JAXA-NHK 20m res HDTV still certainly whet the appetite for LRO's 0.5m resolution. Spotting Malapert in the orbital images, about which so much has been written, has always been easy because of the distinctive km wide impact on its high point; a little identifying signature at most, but not all angles. Perhaps it's best these images are being released at such a slow pace (anyone heard from Chang'e I lately?) because we get to "moon" over them that much longer. JCR

(2) A nice recent picture of M3 as see in projection from Earth (roughly in the sunward direction, from upper right in th Kaguya view) can be seen here where it was part of an internet discussion.
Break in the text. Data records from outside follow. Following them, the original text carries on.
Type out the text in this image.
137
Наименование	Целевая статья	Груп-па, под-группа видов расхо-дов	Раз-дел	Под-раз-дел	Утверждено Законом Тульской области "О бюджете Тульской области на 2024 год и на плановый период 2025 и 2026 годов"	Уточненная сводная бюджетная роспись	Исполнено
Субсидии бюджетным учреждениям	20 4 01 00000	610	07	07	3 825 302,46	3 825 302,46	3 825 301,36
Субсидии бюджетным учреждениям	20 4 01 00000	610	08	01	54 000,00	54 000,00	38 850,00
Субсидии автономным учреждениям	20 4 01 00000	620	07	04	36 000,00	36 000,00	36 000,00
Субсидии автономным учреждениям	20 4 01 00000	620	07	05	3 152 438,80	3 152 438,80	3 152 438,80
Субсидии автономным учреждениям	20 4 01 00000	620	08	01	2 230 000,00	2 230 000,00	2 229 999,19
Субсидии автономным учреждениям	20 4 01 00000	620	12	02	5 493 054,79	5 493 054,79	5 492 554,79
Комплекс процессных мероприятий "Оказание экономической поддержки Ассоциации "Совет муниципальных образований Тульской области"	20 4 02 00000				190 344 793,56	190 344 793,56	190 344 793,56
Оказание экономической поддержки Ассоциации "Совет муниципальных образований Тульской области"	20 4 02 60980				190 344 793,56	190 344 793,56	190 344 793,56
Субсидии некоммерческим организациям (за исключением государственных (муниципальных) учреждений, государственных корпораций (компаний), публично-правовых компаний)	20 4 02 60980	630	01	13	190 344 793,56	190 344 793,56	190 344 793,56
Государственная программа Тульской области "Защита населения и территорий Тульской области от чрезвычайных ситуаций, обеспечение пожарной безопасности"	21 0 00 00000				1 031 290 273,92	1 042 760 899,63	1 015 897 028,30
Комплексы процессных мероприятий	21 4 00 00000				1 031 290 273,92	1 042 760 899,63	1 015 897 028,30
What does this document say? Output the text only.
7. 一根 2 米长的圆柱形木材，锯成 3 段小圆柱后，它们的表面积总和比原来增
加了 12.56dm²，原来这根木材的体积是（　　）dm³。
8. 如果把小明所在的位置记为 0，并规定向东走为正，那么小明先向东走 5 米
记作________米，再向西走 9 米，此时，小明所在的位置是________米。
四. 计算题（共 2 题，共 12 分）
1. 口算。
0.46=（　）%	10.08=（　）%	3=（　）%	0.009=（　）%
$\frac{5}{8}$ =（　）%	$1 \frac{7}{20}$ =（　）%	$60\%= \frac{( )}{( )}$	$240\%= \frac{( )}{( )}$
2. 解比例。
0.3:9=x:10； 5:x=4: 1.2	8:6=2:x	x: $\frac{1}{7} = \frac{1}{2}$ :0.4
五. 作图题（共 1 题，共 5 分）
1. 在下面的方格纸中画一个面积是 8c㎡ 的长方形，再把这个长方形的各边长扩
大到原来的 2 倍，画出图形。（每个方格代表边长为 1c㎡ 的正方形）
I wonder if anyone reading this has access to Schröter's books? If he gave timed and dated sketches, it would probably be possible to determine exactly which peaks would have been seen in projection on the limb at that time -- and hence which were his Leibnitz Alpha, etc (Whitaker identified all but Alpha, but seems to have been going more by the later IAU maps than by Schröter's originals). The peaks in the distance in the upper left (the farthest is probably between Boltzmann and Hausen) are likely part of his Doerfel Range. Again, Schröter's sketches (if they survive) would probably reveal exactly which peaks he named (Whitaker did not attempt to identify any of these, since they were in shadow in the photos he studied).

- Jim Mosher

(3) Chuck--I've noticed that the "muddy" appearance and lack of pure whites only seems to happen with the JAXA images. Other daily LPODs and images from the LPOD Index look fine on my computer. It's a mystery. (??)